Re: MD Meta-Level

From: Platt Holden (pholden@sc.rr.com)
Date: Fri Aug 17 2001 - 20:35:31 BST


Hi Bo and All:

There is an interesting paper entitled "Meta-Paradigms in
Philosophical Thought" at

http://examinedlifejournal.com/archives/vol1ed4/metaparadigms.html.

The author identifies two broad but distinct modes of thought--the
rationalists/empiricists and the humanists/relativists.

Rationalists (scientific paradigm) are primarily concerned with the
question, "What is this?" They seek to discover the laws of nature,
human nature and society.

Humanists (postmodern paradigm) are primarily concerned with the
question, "How should we live?" For them, values are the central
problem and purpose of human existence.

Agreeing with Pirsig, the author points out that the scientific (SOM)
mode of thought is impersonal, value free, apolitical, causal and
empirical. By contrast (and not mentioned by Pirsig), humanistic
thought is described as personal, valuing, political, multi-causal and
imaginative.

The author further subdivides these two major thought paradigms.
Under the rationalists he subsets Plato (Rationalist-Idealist) and
Aristotle (Rationalist-Realist) while below the humanists he puts
Neitzche (Relativist-Realist) and Marx (Relativist-Idealist).

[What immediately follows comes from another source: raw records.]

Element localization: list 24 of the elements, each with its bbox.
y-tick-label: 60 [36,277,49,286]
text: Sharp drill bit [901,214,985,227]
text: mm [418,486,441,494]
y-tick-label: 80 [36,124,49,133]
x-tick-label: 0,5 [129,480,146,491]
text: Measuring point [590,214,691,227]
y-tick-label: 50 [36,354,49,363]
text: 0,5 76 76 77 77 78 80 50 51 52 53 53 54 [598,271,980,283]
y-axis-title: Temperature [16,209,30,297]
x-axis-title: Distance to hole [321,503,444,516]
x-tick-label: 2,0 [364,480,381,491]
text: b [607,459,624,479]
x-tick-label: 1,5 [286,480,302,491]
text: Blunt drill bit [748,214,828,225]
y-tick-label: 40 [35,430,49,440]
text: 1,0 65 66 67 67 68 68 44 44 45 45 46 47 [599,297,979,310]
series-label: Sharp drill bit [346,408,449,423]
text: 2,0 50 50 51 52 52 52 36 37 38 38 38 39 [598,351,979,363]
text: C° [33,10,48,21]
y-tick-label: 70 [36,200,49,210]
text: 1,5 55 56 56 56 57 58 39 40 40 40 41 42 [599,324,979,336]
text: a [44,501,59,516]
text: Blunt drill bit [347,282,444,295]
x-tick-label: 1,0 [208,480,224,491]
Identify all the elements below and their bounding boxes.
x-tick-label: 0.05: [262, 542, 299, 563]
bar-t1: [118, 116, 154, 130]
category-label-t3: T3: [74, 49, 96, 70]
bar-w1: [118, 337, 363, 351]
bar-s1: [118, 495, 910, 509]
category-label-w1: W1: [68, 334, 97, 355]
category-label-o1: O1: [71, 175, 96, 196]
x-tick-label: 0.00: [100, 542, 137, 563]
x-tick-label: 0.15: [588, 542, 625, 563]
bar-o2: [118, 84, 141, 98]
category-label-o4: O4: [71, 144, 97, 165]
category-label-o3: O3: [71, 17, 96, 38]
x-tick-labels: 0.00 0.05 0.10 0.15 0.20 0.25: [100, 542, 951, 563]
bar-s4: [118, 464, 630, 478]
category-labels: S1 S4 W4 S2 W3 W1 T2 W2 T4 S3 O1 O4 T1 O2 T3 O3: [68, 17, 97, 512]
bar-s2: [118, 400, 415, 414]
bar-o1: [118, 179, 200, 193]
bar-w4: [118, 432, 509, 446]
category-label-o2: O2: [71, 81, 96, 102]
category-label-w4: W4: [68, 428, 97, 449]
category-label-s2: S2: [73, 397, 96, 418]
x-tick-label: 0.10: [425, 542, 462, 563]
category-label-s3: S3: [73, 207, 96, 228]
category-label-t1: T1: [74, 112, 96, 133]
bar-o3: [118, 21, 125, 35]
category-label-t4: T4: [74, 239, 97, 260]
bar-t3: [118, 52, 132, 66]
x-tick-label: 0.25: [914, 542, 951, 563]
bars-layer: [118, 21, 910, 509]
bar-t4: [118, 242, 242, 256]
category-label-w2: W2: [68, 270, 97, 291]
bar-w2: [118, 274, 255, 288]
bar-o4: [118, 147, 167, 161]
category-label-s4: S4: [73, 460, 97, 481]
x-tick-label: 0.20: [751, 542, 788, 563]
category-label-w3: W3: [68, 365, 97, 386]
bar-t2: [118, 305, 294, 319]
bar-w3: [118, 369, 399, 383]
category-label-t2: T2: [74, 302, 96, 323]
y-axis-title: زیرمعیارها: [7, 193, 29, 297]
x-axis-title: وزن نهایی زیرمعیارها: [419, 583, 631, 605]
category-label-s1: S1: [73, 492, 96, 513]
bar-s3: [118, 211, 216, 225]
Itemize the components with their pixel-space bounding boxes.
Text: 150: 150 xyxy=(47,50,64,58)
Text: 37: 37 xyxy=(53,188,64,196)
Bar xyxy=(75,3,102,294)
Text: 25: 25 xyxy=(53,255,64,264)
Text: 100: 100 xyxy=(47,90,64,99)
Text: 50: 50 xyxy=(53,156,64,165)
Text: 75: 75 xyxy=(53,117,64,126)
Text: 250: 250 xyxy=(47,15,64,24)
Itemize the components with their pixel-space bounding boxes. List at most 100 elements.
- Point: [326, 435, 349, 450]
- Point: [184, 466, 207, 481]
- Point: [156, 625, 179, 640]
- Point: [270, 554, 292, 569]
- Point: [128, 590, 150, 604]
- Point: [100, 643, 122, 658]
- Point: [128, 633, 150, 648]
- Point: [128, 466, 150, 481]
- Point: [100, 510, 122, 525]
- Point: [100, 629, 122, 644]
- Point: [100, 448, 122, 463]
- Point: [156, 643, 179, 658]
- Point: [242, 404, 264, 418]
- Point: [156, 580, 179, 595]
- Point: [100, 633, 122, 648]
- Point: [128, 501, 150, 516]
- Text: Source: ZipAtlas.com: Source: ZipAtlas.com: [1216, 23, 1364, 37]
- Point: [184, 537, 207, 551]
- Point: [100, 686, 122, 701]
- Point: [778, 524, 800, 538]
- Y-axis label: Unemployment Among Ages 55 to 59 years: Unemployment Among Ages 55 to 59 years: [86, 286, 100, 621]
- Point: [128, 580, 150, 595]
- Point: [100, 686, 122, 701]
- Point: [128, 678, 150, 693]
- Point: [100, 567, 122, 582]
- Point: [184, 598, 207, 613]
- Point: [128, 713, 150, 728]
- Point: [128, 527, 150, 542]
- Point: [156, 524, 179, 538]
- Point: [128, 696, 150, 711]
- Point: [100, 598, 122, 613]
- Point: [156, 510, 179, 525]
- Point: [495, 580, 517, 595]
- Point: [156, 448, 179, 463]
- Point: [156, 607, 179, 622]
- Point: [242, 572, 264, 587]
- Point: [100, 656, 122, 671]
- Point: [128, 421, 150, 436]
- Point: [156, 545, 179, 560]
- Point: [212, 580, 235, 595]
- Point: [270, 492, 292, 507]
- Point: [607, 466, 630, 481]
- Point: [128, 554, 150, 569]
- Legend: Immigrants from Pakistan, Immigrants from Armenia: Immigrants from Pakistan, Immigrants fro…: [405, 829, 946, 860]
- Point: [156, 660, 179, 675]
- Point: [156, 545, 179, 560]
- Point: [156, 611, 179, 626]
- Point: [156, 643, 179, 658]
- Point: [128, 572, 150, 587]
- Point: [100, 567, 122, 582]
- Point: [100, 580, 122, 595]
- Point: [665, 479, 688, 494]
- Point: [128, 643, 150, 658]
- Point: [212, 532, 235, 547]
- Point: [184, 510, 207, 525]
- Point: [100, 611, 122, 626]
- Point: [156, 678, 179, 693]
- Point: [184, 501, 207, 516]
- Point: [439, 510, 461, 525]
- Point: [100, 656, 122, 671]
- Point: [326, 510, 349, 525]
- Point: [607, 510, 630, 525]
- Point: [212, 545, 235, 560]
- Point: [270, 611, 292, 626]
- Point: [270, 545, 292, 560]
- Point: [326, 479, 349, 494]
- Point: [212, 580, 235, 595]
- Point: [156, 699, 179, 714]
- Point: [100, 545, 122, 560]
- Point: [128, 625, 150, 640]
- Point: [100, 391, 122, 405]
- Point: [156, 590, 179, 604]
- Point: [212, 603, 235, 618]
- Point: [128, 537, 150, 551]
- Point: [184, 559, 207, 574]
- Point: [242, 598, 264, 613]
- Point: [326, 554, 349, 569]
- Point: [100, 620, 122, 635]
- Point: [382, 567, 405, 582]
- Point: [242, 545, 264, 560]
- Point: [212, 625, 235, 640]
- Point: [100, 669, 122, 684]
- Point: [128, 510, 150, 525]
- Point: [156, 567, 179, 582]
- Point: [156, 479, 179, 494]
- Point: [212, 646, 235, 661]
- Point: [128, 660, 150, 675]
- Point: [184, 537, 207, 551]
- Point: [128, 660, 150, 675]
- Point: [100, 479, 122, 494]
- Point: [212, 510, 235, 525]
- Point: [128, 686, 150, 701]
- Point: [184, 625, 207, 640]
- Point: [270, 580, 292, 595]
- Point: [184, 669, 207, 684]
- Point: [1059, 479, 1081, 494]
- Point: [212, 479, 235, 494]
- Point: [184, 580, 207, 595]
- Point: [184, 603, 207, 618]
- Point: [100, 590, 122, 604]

The humanist outlook is exemplified by postmodern intellectuals who
believe that things should be seen not from "outside" as in the
scientific paradigm (SOM) but from the "inside" of a cultural context.
They believe it serves mankind better to be "contextualizers," "story-
tellers," "faith-healers" and "conservationists."

In further defining the postmodern worldview, the author writes:

"In the 20th century, philosophy has, since the later Wittgenstein,
increasingly taken the "linguistic turn" in an anti-Cartesian fashion that
attempts to show as hopeless or irrelevant the separation of subject
and object, fact and value, is and ought. The postmodern thinker seeks
answers in conversation and discourse. Accordingly, truth and the
meaning of life is now better to be found in words and cultural
landscapes, not in a self-contained rational, thinking subject."

Now the reason I bring this up is twofold. First, I am and have always
been intrigued by Bo's view of Q-Intellect although I admit to having
less than a full grip on the concept. Obviously, the author of the paper
described above hasn't a clue about Q-Intellect. But he does have an
idea about meta-intellect, and I find it somewhat difficult to distinguish
between those two concepts. (Maybe "concept" is the wrong word to
use when referring to Q-Intellect since I suspect that its essence may
be, like mysticism, inexplicable.)

Second, Pirsig doesn't identify postmodernism as a separate thought
system on a par with SOM as does the author of the paper noted
above, making me wonder how he (Pirsig) would treat the
postmodernist emphasis on values and whether he would find
postmodernist thought morally bankrupt in spite of the lip service it
pays to qualities over quantification.

Personally I find postmodernism distasteful, primarily because of its
leftist, socialist, utopian agenda. And I find nothing in the MOQ too
support the postmodern paradigm. But I could be wrong.